Responding to media queries regarding the developments in Sri Lanka, the official spokesperson of Ministry of External Affairs, Raveesh Kumar said, “India is closely following the recent political developments in Sri Lanka. As a democracy and a close friendly neighbour, we hope that democratic values and the constitutional process will be respected. We will continue to extend our developmental assistance to the friendly people of Sri Lanka.”
Sharing her views with FE Online, Padma Rao Sundarji, senior foreign correspondent, said, “It was only a question of whether he would return to power as president or prime minister, given that constitutional changes in the interim – which Rajapaksa has questioned – imply he may be debarred from a third term as president, even if he wins the next election in January 2020.”

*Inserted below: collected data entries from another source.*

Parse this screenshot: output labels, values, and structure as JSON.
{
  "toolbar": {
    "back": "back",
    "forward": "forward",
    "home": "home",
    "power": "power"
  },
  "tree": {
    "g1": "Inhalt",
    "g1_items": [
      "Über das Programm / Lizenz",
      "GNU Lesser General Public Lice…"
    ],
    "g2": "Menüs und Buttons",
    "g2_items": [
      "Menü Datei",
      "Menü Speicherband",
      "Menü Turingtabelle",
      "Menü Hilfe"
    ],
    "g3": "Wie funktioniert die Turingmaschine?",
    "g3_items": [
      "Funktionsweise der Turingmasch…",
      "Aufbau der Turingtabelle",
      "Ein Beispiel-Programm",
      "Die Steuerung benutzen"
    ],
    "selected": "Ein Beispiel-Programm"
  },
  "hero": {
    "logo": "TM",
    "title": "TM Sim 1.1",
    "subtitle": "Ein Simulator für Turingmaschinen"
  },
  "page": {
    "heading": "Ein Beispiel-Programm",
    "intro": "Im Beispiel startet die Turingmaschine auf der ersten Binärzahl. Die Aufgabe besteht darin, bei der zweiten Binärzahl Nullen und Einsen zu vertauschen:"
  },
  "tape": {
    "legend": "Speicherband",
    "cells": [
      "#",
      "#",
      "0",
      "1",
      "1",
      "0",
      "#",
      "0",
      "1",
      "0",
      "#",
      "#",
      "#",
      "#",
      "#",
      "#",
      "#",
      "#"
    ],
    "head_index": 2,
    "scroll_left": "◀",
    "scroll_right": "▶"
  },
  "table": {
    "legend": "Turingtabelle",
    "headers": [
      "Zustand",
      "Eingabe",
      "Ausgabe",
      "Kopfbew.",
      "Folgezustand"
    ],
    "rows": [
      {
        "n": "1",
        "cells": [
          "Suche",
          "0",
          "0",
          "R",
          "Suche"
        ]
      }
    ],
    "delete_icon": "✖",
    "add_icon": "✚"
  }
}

According to her the Sri Lankan Parliament’s composition is changing with possible crossovers.
There is a question mark hanging over the legality of the sacking of Ranil Wickremesinghe if the parliament has the sole power of naming or sacking a prime minister. “On the other hand, it is highly unlikely that President Sirisena would have made this move without weighing the legalities and – also – legal loopholes, if any. Second, cross-overs from various parties of the existing SLFP-UNP to the Joint Opposition have been taking place frequently, so Wickremesinghe’s confidence that parliament – where his UNP is in the majority – will back him, may be misplaced – time will tell,” Rao who is the author of Sri Lanka: the New Country, points out.
However, according to Rao, as far as India is considered, Sri Lanka’s case is more complicated than the Maldives, because there is a full-fledged democracy, not a dictatorship in place. “The response from India is certainly guarded but between the lines it also says that as long as constitution and democracy are respected, India will go along with continuing assistance to the ‘close friendly neighbour’ and the ‘friendly people’ of Sri Lanka. I find the ‘friendly’ very significant and the repetition of it.”

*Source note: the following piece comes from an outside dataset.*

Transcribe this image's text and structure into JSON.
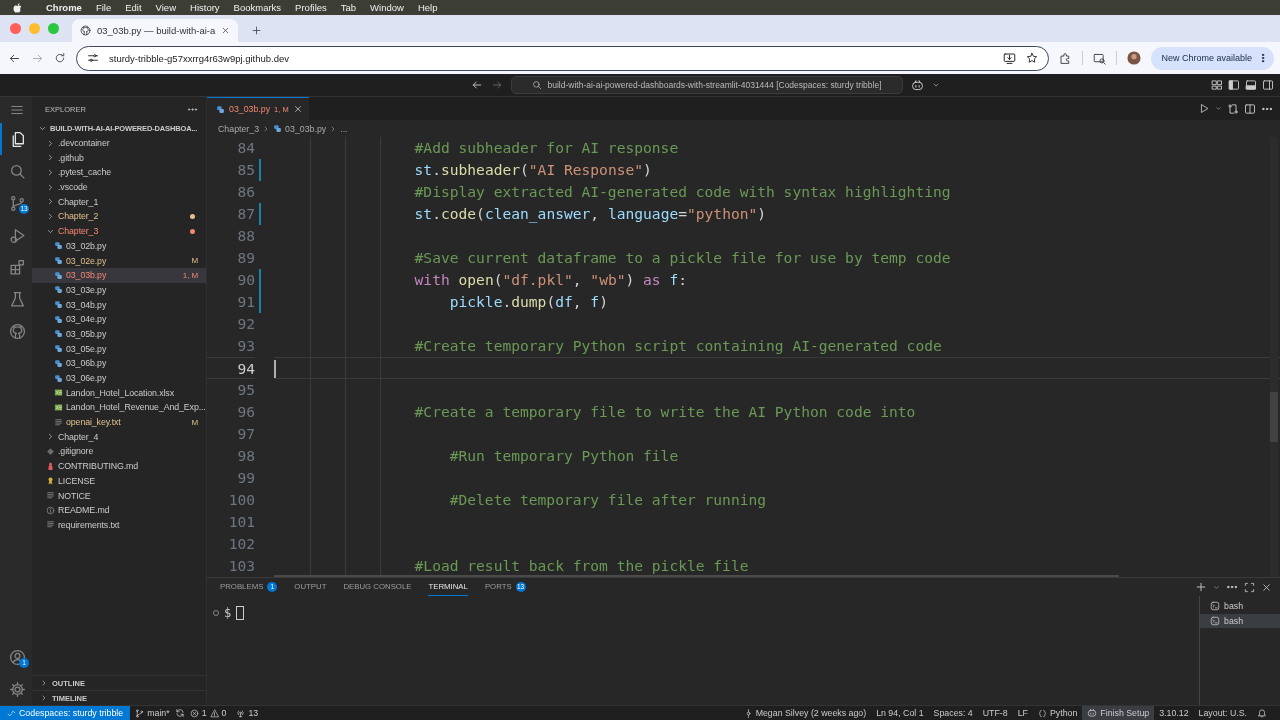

Adding, “South Block is well aware that chauvinistic, anti-India forces in Sri Lanka are already seeing an India hand behind these developments. Modi’s government, for all its reticence in Neighborhood First issues so far, seems to have undertaken a cost-benefit analysis of the consequences of flirting with domestic affairs in neighbouring countries (see Nepal / China / Madhesi) and determined to turn over a new leaf.”
As for the bilateral relations between the two, both sides seem interested in re-calibrating bilateral ties.
According to AFP report, the US and European ambassadors in Colombo have called on all sides to abide by law.
Wickremesinghe’s party has the largest number of seats but lost its majority shortly before his dismissal on Friday, when the president’s United People’s Freedom Alliance announced it was walking out of the governing coalition.
This is the second time that a president has ousted Wickremesinghe from office. In 2004, just two and a half years into a six-year term, the then president sacked him and called snap elections.